RECEPTION OF THE KING OF THE ASIHRAS.
Never in my life had I seen a man so old; never did I dream that a man could be so old, and I wondered not that his fame had spread far and wide on account of his age. He was a man with wool as white as snow, and his face was a mass of wrinkles. Every rib could be seen, for the skin was like parchment. His body was bent almost double with age, and the legs and arms were like sticks, apparently not bigger than broom-handles. His cheeks were so hollow that the skin seemed to cling to the bones. He had painted with the chalk of the Alumbi his haggard old face, red on one side and white on the other, in streaks, and, as he stood before me, I wondered as much at his appearance as he did at mine. He carried a long stick or cane to support himself. The like I had never seen. He seemed the apparition of some man who had lived in our world a couple of hundred years.

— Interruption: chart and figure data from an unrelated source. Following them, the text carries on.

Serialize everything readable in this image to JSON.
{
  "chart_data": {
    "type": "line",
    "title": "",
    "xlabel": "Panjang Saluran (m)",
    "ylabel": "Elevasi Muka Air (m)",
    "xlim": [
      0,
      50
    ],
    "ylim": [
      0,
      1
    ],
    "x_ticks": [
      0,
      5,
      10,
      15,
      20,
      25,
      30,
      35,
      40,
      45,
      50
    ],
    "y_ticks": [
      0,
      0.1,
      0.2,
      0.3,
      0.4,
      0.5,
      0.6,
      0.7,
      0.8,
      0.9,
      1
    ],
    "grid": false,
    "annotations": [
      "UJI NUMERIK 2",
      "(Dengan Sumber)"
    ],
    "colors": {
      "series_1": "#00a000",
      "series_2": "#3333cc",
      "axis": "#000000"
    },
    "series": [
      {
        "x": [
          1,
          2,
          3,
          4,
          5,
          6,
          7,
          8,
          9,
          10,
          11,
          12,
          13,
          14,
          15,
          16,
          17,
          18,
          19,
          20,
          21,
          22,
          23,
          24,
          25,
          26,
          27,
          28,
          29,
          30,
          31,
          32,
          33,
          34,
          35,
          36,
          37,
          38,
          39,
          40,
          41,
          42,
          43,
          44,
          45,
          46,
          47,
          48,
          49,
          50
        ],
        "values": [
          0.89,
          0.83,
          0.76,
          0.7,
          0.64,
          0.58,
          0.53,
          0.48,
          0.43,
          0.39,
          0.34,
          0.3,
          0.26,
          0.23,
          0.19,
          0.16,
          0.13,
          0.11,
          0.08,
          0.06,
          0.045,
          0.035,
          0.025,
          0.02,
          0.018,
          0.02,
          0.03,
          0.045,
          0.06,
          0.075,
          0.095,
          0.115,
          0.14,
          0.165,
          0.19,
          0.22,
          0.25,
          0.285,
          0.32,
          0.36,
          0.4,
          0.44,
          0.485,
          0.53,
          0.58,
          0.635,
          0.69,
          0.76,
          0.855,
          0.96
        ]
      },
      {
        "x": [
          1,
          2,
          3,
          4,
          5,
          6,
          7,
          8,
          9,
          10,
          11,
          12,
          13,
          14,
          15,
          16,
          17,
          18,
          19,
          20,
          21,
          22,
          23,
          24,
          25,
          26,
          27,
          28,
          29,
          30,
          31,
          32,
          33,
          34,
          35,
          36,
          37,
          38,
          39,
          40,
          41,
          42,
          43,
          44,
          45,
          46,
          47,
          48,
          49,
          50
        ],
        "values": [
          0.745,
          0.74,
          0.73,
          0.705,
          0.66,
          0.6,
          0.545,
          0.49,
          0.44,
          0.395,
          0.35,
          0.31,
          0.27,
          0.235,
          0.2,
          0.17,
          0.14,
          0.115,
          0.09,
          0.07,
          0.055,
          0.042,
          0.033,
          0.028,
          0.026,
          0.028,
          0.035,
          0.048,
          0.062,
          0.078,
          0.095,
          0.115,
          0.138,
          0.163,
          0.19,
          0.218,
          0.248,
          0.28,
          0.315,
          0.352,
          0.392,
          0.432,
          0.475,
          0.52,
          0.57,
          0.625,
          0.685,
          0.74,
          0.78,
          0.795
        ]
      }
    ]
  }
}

When we had gazed at each other (he looking at me with deep little eyes for at least five minutes, and beating his kendo all the time with his palsied hand), he suddenly spoke and said, "I have no bowels; I am like the Ovenga River—I can not be cut in two. I am also like the Niembai and Ovenga Rivers, which unite together. Thus my body is united, and nothing can divide it."
This gibberish had some deep mystic significance. It was the regular and invariable salutation of the Ashira kings, Olenda's predecessors, time out of mind. Each chief and important person has such a salutation, which they call kombo.
I will explain Olenda's kombo to you. If you had before you a map of the countries I have explored in Equatorial Africa, which are published in my larger works, you would see on it the River Ovenga. Olenda means, when he says that he can not be cut in two and is like the River Ovenga, that his body can not be divided any more than the River Ovenga can be cut in twain. The Niembai and Ovenga unite together and form one river, called Rembo; so, if his body was cut in two, it could not be separated, for, as the two rivers unite and form one, so the two parts of his body would reunite again and form one.
Then he continued, beating his kendo from time to time, "You, the spirit, have come to see Olenda; you, the spirit, have put your feet where none like you have ever been. You are welcome."
Here the old king's son, also a very old negro, with white wool on his head, handed over to the king two slaves, which his majesty formally presented to me, together with three goats, twenty bunches of plantains, twenty fowls, five baskets of ground-nuts, and several bunches of sugar-cane.
"This," said he, "is to salute you. Whatever else you want, tell me. I am the king of this country; I am older than any tree you see around you."